The Department of Molecular Ophthalmology is an independent, internationally competitive laboratory, established to investigate the cause and development of eye diseases. We use cutting edge technologies in cell and molecular biology to develop treatments for blinding diseases.
The Department’s team of scientists including cell biologists, virologists, chemists, gene therapy experts, developmental biologists and molecular biologists work closely with ophthalmologists to achieve our objectives.

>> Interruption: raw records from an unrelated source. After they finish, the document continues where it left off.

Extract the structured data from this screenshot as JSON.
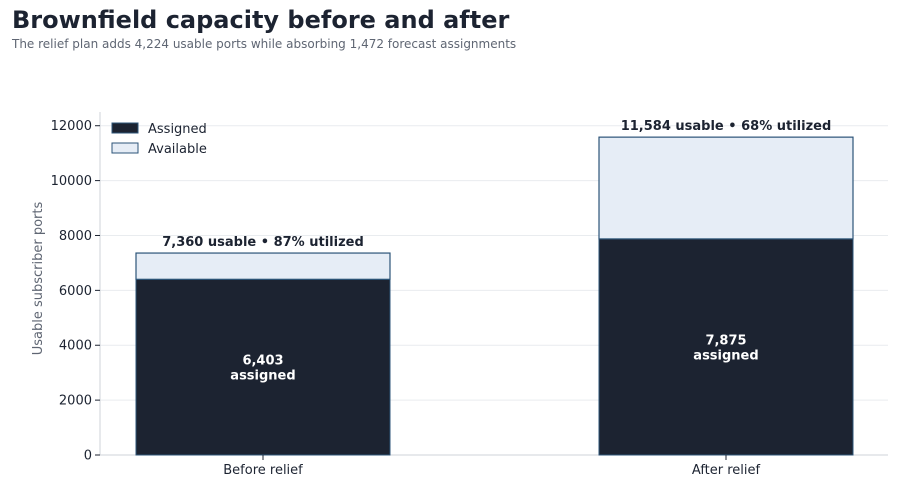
{
  "title": "Brownfield capacity before and after",
  "subtitle": "The relief plan adds 4,224 usable ports while absorbing 1,472 forecast assignments",
  "chart_data": {
    "type": "bar",
    "stacked": true,
    "categories": [
      "Before relief",
      "After relief"
    ],
    "series": [
      {
        "name": "Assigned",
        "values": [
          6403,
          7875
        ],
        "color": "#1c2331",
        "labels": [
          "6,403\nassigned",
          "7,875\nassigned"
        ]
      },
      {
        "name": "Available",
        "values": [
          957,
          3709
        ],
        "color": "#e6edf6",
        "edge": "#2c5478"
      }
    ],
    "totals": [
      7360,
      11584
    ],
    "total_labels": [
      "7,360 usable • 87% utilized",
      "11,584 usable • 68% utilized"
    ],
    "ylabel": "Usable subscriber ports",
    "xlabel": "",
    "ylim": [
      0,
      12500
    ],
    "yticks": [
      0,
      2000,
      4000,
      6000,
      8000,
      10000,
      12000
    ],
    "grid": true,
    "legend_position": "top-left"
  }
}
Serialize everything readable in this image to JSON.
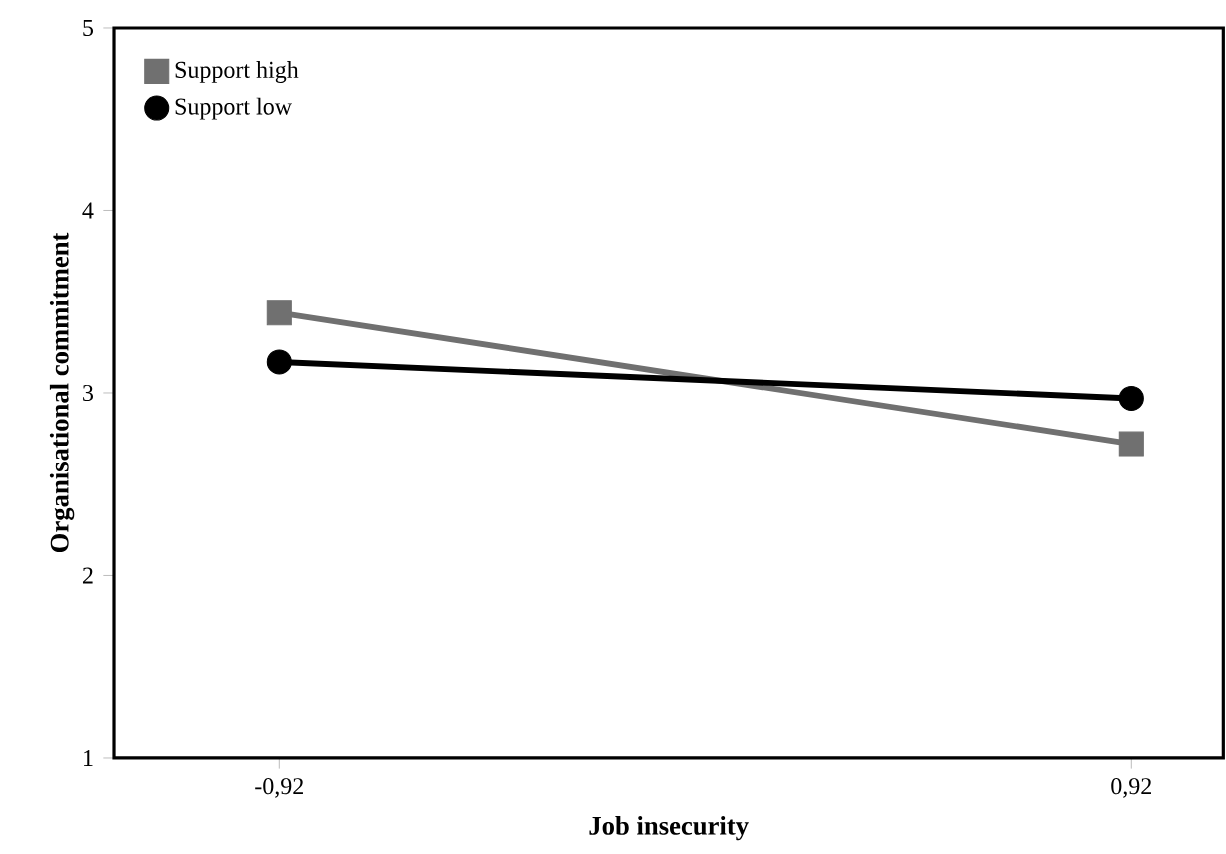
{
  "chart_data": {
    "type": "line",
    "xlabel": "Job insecurity",
    "ylabel": "Organisational commitment",
    "categories": [
      "-0,92",
      "0,92"
    ],
    "ylim": [
      1,
      5
    ],
    "yticks": [
      1,
      2,
      3,
      4,
      5
    ],
    "legend": "top left",
    "line_style": "solid",
    "series": [
      {
        "name": "Support high",
        "color": "#707070",
        "marker": "square",
        "values": [
          3.44,
          2.72
        ]
      },
      {
        "name": "Support low",
        "color": "#000000",
        "marker": "circle",
        "values": [
          3.17,
          2.97
        ]
      }
    ]
  }
}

Molecular Ophthalmology has several major international collaborations and partnerships with a wide range of Australian and overseas institutions, and we are successfully collaborating with the pharmaceutical industry in joint research projects.
- Gene Therapy
Gene based treatment strategies for Diabetic Retinopathy. 2001 – 2005
Disease: Diabetic Retinopathy, AMD,
Platform: Gene Therapy, Animal Models, in vivo and histological diagnosis, Microarray
Diabetic Retinopathy is the leading cause of blindness in people aged 20 – 74 in the developed world and is becoming a serious problem in developing countries. In Australia Diabetic Retinopathy is present in nearly one third of people with diabetes mellitus. Compared to the general population people with diabetes have a 25-fold risk of blindness. Diabetic Retinopathy is particularly common in those with Type I diabetes. Australian data show that 80% of Type I diabetics have some retinopathy by 10 years duration and almost all have retinopathy by 15 years. Additionally, one in six people diagnosed with Type II diabetes already have Diabetic Retinopathy at the time of that diagnosis. Severity of Diabetic Retinopathy worsens with duration.

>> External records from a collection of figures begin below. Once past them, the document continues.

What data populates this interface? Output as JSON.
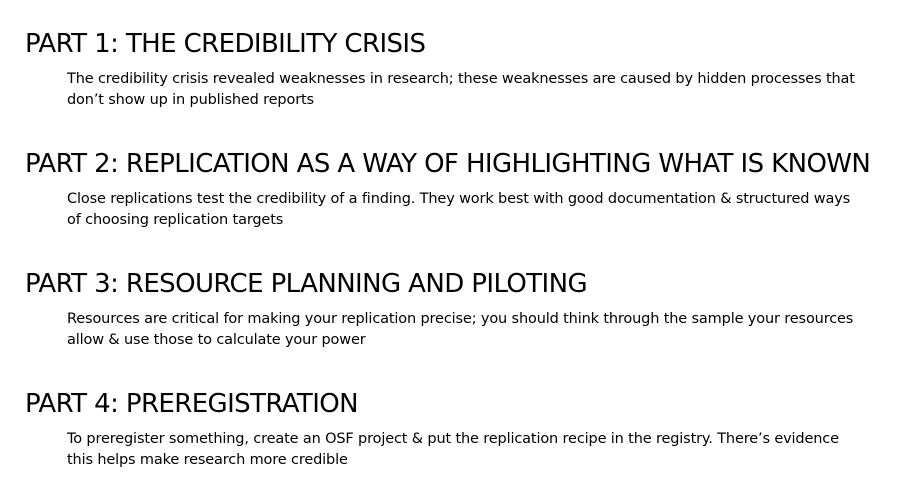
{
  "sections": [
    {
      "heading": "PART 1: THE CREDIBILITY CRISIS",
      "body": "The credibility crisis revealed weaknesses in research; these weaknesses are caused by hidden processes that don’t show up in published reports"
    },
    {
      "heading": "PART 2: REPLICATION AS A WAY OF HIGHLIGHTING WHAT IS KNOWN",
      "body": "Close replications test the credibility of a finding. They work best with good documentation & structured ways of choosing replication targets"
    },
    {
      "heading": "PART 3: RESOURCE PLANNING AND PILOTING",
      "body": "Resources are critical for making your replication precise; you should think through the sample your resources allow & use those to calculate your power"
    },
    {
      "heading": "PART 4: PREREGISTRATION",
      "body": "To preregister something, create an OSF project & put the replication recipe in the registry. There’s evidence this helps make research more credible"
    }
  ]
}
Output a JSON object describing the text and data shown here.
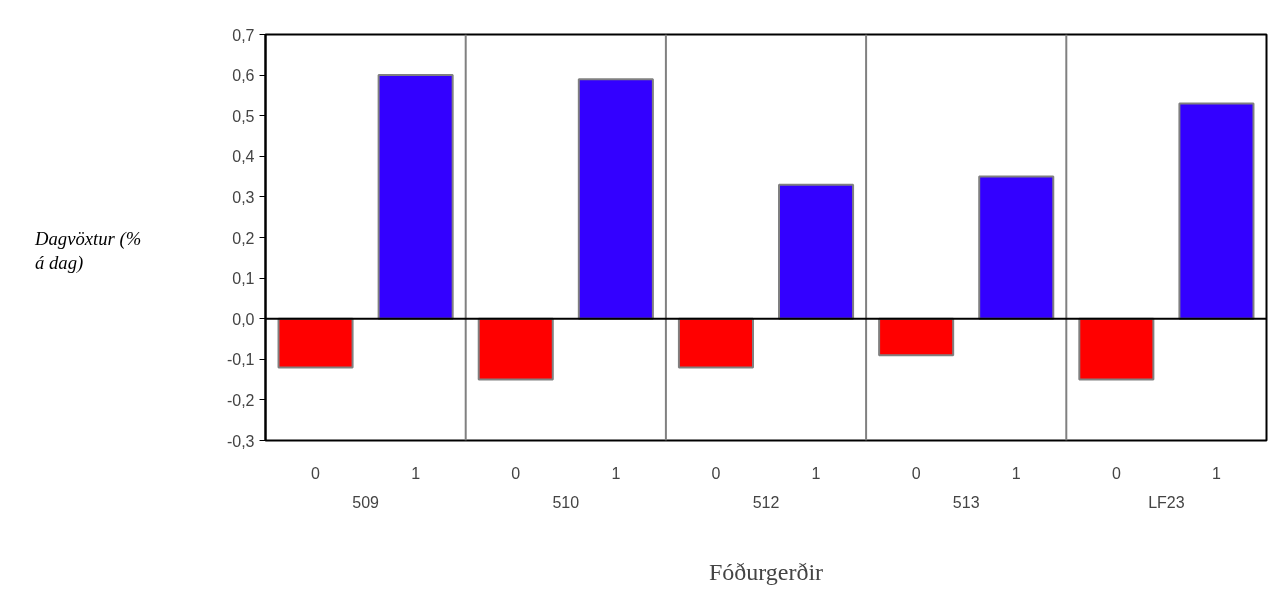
{
  "chart_data": {
    "type": "bar",
    "xlabel": "Fóðurgerðir",
    "ylabel": "Dagvöxtur (% á dag)",
    "categories": [
      "0",
      "1",
      "0",
      "1",
      "0",
      "1",
      "0",
      "1",
      "0",
      "1"
    ],
    "values": [
      -0.12,
      0.6,
      -0.15,
      0.59,
      -0.12,
      0.33,
      -0.09,
      0.35,
      -0.15,
      0.53
    ],
    "colors": [
      "#ff0000",
      "#3300ff",
      "#ff0000",
      "#3300ff",
      "#ff0000",
      "#3300ff",
      "#ff0000",
      "#3300ff",
      "#ff0000",
      "#3300ff"
    ],
    "annotations": [
      "509",
      "510",
      "512",
      "513",
      "LF23"
    ],
    "ylim": [
      -0.3,
      0.7
    ],
    "yticks": [
      {
        "value": -0.3,
        "label": "-0,3"
      },
      {
        "value": -0.2,
        "label": "-0,2"
      },
      {
        "value": -0.1,
        "label": "-0,1"
      },
      {
        "value": 0,
        "label": "0,0"
      },
      {
        "value": 0.1,
        "label": "0,1"
      },
      {
        "value": 0.2,
        "label": "0,2"
      },
      {
        "value": 0.3,
        "label": "0,3"
      },
      {
        "value": 0.4,
        "label": "0,4"
      },
      {
        "value": 0.5,
        "label": "0,5"
      },
      {
        "value": 0.6,
        "label": "0,6"
      },
      {
        "value": 0.7,
        "label": "0,7"
      }
    ],
    "grid": false
  }
}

This comprehensive project brings together some of the best scientific minds and their technical expertise to develop treatment strategies for Diabetic Retinopathy. The project will identify new genes that may be potentially suitable for therapies and develop appropriate animal models for the purpose of formulating and testing new therapeutic strategies.
- Preclinical in vivo evaluation of SFLT secretion gene therapy for retinal and chorooidal neovascularisation
Disease: Neovascularisation, Diabetic Retinopathy of prematurity, Macular Degeneration, Central Retinal Vein Reocclusion
Platform: Basic Research Gene Therapy and Animal Models
The aim of this project is to develop a long-term treatment for diabetes-related retinal neovascularisation, reduce the occurrence of diabetic macular oedema and provide a highly effective treatment for age-related macular degeneration related choroidal neovascularisation before vision loss. The proposed technique would potentially be a major advance in disease management by providing a significantly improved or complementary treatment to the current therapies of laser photocoagulation, vitrectomy and photodynamic therapy. The proposed strategy utilizes recombinant virus-mediated gene delivery which basically produces the therapeutic agent specifically at the location of the disease. These studies addressing the feasibility of secretion gene therapy (SGT) will be readily applicable to our Gene Discovery.